More on patent trolls
Peter Cresswell responds to my earlier blog on patent trolls:
He says:
Thomas Edison was a “patent troll.”
So was Nikola Tesla.
So was almost every great inventor in the last 200 years*.
So is any inventor who licenses their invention rather than produce it themselves. Unlike the ignoramuses who attack them, these people aren’t trolls. They’re benefactors:
Not every person who patents something they don’t produce is a patent troll. But patent trolls don’t actually come up with inventive ideas. Their inventive idea is to just file a patent over anything they can think of, even if it is not a true invention. Once they get the patent, they’ll find victims who will pay them a fee rather than go to court to get the patent over-turned.
PC quotes a Judge:
Judge Michel, former head of the CAFC, the US court that hears all patent appeals, points out that the number of patent suits filed each year has remained constant at less than three thousand. Only about 100 of these suits ever go to trial. In a technology based economy with over 300 million people and 1 million active patents this is trivial.
Of course they don’t go to trial.
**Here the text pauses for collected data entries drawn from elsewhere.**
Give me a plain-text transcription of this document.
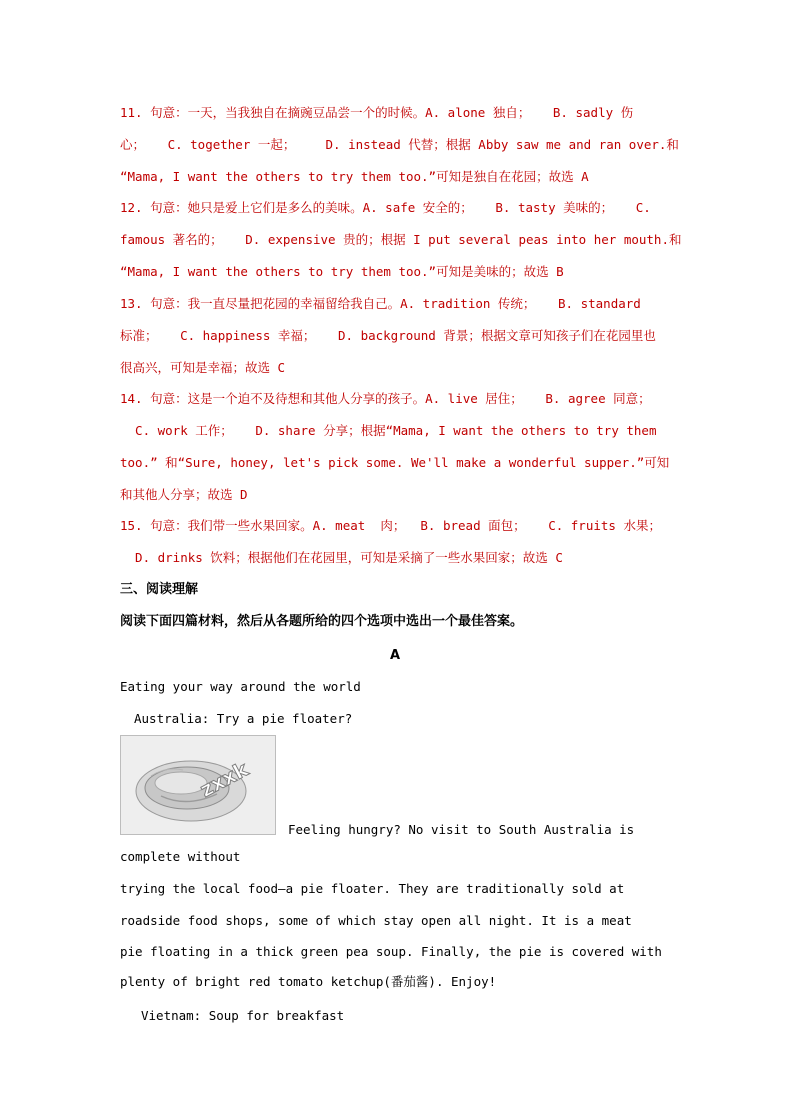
11. 句意：一天，当我独自在摘豌豆品尝一个的时候。A. alone 独自；   B. sadly 伤
心；   C. together 一起；    D. instead 代替；根据 Abby saw me and ran over.和
“Mama, I want the others to try them too.”可知是独自在花园；故选 A
12. 句意：她只是爱上它们是多么的美味。A. safe 安全的；   B. tasty 美味的；   C.
famous 著名的；   D. expensive 贵的；根据 I put several peas into her mouth.和
“Mama, I want the others to try them too.”可知是美味的；故选 B
13. 句意：我一直尽量把花园的幸福留给我自己。A. tradition 传统；   B. standard
标准；   C. happiness 幸福；   D. background 背景；根据文章可知孩子们在花园里也
很高兴，可知是幸福；故选 C
14. 句意：这是一个迫不及待想和其他人分享的孩子。A. live 居住；   B. agree 同意；
C. work 工作；   D. share 分享；根据“Mama, I want the others to try them
too.” 和“Sure, honey, let's pick some. We'll make a wonderful supper.”可知
和其他人分享；故选 D
15. 句意：我们带一些水果回家。A. meat  肉；  B. bread 面包；   C. fruits 水果；
D. drinks 饮料；根据他们在花园里，可知是采摘了一些水果回家；故选 C
三、阅读理解
阅读下面四篇材料，然后从各题所给的四个选项中选出一个最佳答案。
A
Eating your way around the world
Australia: Try a pie floater?
zxxk
Feeling hungry? No visit to South Australia is
complete without
trying the local food—a pie floater. They are traditionally sold at
roadside food shops, some of which stay open all night. It is a meat
pie floating in a thick green pea soup. Finally, the pie is covered with
plenty of bright red tomato ketchup(番茄酱). Enjoy!
Vietnam: Soup for breakfast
If you want to try and fight a patent claim you need US$1 to US$2.5 million generally. What small business can afford that?
The proposed law change mooted in the US doesn’t ban patent trolls. It just changes the economic incentives so that the trolls have to post a bond to cover the defendant’s costs in case they lose. So you can’t just set up a $500 shell company and threaten patent lawsuits. The problem for the defendent is that even if they win, they will never recover the cost of defending the lawsuit. So of course they settle.